Critiquée pour son silence et sa passivité sur les naufrages de migrants clandestins en Méditerranée, l'Union africaine (UA) a rendu un timide hommage mercredi aux milliers d'Africains qui ont trouvé la mort sur le chemin de l'Europe ou du Moyen-Orient.
Lors d'une cérémonie organisée à son siège d'Addis Abeba, l'organisation continentale a lancé un appel aux dirigeants africains à faire davantage pour s'attaquer aux réseaux de passeurs.
"Le trafic humain est un business attractif, qui comporte peu de risques. Le risque d'être arrêté et jugé pour les passeurs est faible. Nous devons en faire une activité à risque pour le crime organisé", a expliqué Olawale Maiyegun, directeur des Affaires sociales de l'UA, rappelant que le profit généré par le trafic humain est estimé à 10 milliards de dollars par an.
Plus de 2.400 migrants ont trouvé la mort depuis le début de l'année, dont 1.829 en Méditerranée selon des chiffres de l'Organisation internationale des migrations (OIM), qui ne se fonde que sur les incidents constatés.
La majorité des migrants clandestins sont Africains, une crise révélatrice des défaillances des dirigeants africains dénoncent associations et personnalités.
"L'Union africaine réagit toujours en dernier! L'Europe a très rapidement organisé un sommet de crise. Les Africains fuient l'Afrique et risquent leur vie et la seule organisation continentale que nous avons ne réagit pas", s'agace Désiré Assogbavi, le représentant de l'ONG Oxfam auprès de l'Union africaine. M. Assogbavi appelle les responsables africains à adopter un plan d'action pour faire cesser l'hémorragie des départs.
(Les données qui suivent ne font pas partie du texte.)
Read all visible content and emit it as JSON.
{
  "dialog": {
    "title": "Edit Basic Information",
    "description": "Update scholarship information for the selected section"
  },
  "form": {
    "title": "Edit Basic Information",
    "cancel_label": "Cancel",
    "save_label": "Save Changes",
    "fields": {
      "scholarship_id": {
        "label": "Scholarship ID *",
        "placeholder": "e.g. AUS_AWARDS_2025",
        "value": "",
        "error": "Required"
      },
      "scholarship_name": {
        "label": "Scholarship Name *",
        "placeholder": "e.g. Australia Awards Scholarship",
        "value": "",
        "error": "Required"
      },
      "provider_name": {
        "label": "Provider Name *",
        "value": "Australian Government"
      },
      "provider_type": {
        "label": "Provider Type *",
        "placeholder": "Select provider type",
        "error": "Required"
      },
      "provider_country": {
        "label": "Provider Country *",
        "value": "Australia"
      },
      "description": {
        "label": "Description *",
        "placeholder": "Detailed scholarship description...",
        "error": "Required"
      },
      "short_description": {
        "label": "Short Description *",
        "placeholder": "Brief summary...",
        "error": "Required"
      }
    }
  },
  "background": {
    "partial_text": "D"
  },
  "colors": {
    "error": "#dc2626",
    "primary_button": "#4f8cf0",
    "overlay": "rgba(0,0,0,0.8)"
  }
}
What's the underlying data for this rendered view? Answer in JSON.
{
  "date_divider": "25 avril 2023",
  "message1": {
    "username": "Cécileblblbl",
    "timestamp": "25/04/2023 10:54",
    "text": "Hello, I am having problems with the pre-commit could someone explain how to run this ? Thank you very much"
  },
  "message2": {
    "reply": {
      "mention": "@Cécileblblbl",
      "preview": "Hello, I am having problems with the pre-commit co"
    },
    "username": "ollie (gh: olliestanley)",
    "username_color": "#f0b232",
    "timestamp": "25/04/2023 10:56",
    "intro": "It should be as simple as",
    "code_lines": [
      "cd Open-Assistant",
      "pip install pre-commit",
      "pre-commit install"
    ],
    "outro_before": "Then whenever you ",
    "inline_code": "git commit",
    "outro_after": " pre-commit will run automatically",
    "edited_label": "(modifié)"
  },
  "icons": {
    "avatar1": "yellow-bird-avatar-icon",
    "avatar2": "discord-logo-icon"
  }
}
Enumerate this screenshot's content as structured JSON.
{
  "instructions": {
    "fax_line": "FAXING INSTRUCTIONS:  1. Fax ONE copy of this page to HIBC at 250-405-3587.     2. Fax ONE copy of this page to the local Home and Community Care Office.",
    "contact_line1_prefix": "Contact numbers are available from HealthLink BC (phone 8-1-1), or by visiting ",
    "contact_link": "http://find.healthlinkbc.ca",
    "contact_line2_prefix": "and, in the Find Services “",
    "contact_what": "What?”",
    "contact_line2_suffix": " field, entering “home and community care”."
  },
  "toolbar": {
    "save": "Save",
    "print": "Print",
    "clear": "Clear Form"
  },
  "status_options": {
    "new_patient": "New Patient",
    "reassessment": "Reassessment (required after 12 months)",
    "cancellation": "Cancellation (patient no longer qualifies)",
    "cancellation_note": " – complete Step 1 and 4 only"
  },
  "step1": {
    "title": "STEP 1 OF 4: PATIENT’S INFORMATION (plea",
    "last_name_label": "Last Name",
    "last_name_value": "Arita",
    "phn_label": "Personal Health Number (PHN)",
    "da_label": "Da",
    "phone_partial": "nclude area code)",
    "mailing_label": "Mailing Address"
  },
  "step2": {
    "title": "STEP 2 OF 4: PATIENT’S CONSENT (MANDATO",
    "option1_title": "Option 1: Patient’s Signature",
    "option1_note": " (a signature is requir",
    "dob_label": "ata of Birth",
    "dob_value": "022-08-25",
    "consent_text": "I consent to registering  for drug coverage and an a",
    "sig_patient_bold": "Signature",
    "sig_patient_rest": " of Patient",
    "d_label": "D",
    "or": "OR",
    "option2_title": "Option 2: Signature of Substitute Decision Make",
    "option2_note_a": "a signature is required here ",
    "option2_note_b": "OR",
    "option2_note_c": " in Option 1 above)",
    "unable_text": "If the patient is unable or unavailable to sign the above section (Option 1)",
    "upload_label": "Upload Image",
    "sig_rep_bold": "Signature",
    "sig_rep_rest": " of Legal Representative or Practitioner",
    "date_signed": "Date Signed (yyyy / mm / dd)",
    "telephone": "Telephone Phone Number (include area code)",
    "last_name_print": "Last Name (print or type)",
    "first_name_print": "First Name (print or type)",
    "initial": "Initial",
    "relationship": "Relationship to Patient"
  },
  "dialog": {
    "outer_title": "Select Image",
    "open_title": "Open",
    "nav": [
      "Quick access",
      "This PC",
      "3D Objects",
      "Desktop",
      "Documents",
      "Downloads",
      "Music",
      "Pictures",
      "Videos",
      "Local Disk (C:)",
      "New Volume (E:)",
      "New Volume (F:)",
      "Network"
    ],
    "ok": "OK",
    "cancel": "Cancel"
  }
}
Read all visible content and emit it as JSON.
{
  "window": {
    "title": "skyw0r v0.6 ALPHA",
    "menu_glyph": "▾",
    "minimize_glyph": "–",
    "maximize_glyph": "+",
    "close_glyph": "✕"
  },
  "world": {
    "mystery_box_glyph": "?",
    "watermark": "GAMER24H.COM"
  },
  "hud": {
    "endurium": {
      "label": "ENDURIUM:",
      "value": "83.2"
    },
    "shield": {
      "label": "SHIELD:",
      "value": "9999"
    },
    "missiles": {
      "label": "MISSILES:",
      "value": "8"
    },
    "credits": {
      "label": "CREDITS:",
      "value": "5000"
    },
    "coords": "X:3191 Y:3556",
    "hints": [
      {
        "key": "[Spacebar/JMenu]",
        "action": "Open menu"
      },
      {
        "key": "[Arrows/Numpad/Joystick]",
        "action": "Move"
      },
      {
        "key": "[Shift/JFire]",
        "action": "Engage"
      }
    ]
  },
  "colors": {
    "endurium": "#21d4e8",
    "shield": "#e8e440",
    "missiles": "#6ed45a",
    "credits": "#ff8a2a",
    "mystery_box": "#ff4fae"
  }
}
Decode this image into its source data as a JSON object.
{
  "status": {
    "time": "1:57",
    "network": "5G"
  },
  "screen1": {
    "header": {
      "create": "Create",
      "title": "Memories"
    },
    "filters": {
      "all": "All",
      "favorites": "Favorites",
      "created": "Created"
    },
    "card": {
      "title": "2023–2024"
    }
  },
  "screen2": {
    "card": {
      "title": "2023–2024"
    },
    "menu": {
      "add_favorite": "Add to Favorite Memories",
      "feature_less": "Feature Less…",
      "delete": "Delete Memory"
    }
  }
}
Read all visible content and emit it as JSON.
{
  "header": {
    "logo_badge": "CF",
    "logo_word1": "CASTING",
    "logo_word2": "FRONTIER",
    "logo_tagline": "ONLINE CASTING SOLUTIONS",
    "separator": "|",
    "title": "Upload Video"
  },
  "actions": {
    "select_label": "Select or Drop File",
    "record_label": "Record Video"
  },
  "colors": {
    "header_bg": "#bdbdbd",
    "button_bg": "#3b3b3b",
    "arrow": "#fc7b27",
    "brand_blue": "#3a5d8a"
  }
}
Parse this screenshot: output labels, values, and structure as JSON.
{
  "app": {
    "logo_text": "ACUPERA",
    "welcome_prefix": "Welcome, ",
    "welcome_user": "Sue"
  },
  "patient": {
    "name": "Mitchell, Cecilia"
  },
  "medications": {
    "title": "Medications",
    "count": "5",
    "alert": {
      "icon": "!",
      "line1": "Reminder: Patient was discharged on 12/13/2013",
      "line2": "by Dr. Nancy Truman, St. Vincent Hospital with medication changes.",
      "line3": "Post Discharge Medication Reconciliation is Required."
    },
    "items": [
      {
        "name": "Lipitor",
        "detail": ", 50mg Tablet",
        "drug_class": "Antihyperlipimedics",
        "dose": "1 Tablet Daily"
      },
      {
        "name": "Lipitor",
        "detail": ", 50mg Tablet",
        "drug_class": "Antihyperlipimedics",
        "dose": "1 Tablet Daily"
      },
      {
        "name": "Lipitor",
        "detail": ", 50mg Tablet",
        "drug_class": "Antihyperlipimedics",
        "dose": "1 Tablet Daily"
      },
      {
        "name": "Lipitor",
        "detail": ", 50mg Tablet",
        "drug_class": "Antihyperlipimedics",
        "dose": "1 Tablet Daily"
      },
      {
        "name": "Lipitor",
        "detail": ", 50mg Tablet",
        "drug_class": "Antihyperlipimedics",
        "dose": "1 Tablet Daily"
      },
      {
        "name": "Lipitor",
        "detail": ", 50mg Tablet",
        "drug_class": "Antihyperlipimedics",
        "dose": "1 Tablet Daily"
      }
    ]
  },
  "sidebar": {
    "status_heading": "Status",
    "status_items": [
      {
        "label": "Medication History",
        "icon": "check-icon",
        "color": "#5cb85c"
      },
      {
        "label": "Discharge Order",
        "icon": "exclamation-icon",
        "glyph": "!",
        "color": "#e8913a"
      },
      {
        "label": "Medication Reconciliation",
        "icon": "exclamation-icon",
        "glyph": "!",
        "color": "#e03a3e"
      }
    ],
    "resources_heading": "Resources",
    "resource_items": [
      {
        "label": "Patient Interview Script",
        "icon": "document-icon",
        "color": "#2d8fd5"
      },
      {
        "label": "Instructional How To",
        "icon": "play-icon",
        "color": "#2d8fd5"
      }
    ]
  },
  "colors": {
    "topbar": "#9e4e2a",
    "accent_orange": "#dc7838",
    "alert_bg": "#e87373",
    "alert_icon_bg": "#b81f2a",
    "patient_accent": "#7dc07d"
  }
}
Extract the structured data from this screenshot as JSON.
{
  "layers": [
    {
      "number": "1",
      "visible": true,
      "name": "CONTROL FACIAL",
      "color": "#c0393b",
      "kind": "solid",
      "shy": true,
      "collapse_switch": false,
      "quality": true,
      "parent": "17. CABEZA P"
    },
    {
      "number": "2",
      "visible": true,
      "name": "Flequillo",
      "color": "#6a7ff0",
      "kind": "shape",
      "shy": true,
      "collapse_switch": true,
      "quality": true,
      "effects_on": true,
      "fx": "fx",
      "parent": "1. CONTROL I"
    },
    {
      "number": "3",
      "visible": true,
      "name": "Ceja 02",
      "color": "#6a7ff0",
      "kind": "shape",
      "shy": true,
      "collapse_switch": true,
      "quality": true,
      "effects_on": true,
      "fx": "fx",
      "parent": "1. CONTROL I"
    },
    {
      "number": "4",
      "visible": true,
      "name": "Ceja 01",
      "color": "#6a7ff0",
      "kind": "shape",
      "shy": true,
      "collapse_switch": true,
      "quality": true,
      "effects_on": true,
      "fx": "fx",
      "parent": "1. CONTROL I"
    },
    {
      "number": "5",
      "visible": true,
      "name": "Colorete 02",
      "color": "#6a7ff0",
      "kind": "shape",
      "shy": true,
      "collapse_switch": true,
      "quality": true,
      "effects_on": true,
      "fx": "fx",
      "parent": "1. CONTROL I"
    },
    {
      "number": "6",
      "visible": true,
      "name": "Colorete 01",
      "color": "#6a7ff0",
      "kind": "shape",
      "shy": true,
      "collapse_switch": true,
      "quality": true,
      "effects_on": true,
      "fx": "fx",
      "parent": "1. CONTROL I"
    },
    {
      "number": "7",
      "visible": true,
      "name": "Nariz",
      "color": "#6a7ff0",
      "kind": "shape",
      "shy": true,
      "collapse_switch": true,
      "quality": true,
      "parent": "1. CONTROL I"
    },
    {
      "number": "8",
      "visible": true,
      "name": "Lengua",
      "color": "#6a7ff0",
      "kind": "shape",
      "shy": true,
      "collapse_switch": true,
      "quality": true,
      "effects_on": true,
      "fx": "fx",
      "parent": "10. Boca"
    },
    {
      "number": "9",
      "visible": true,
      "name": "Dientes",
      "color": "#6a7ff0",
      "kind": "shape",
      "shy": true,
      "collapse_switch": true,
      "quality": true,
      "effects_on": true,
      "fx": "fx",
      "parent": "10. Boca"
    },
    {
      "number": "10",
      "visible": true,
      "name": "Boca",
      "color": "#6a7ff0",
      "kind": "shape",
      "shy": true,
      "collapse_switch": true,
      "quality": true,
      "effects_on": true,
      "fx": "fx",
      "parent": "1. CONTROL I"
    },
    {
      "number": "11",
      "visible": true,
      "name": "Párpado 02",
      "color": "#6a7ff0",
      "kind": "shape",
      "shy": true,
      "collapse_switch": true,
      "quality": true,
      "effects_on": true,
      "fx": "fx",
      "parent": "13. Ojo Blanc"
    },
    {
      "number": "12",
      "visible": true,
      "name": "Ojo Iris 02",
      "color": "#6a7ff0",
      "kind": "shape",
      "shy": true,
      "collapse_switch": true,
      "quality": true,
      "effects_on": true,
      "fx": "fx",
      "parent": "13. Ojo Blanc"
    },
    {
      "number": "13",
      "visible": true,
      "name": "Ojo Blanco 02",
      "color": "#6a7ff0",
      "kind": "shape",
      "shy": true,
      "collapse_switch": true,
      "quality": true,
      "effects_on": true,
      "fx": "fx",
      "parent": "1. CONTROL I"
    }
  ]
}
"La Chine a su contenir sa force de travail pour se hisser au rang des grandes puissances et nous, nous les laissons partir", ajoute t-il.
Une poignée d'ambassadeurs
Ces propos font écho à ceux du gynécologue congolais Denis Mukwege, prix Sakharov 2014 du Parlement européen pour les droits de l'Homme, qui déplorait lundi à Rome le silence des dirigeants africains face aux drames de l'immigration en Méditerranée.
Alors que les Européens "s'indignent quand il y a 1.800 morts, on aurait bien voulu qu'il y ait un sommet spécial des présidents (africains), ne serait-ce que pour pouvoir exprimer leur indignation et voir à leur niveau ce qu'ils peuvent faire pour éviter ces drames", a-t-il déclaré à l'AFP, en marge d'une conférence à Rome sur la Méditerranée.
De fait, la cérémonie de mercredi, la première du genre au siège de l'Union africaine, n'a attiré qu'une poignée d'ambassadeurs africains et de dignitaires. Une grande partie du Hall Nelson Mandela est restée vide. La présidente de la Commission, Nkosazana Dlamini-Zuma n'a pas assisté à la commémoration au cours de laquelle des religieux chrétiens et musulmans ont prononcé des bénédictions.
L'ambassadeur éthiopien a insisté sur le fait que son pays avait commencé à prendre des mesures. "Nous sommes en train de changer nos lois et nous avons commencé des campagnes de sensibilisation dans les communautés" a assuré Wahade Belay, en référence aux efforts du gouvernement éthiopien pour durcir les sanctions contre les réseaux de passeurs. L'Éthiopie figure parmi les pays d'où sont originaires un grand nombre de migrants.
La crise des migrants figure à l'agenda du sommet des chefs d'État de l'Union africaine qui se tiendra le mois prochain à Johannesburg (Afrique du Sud).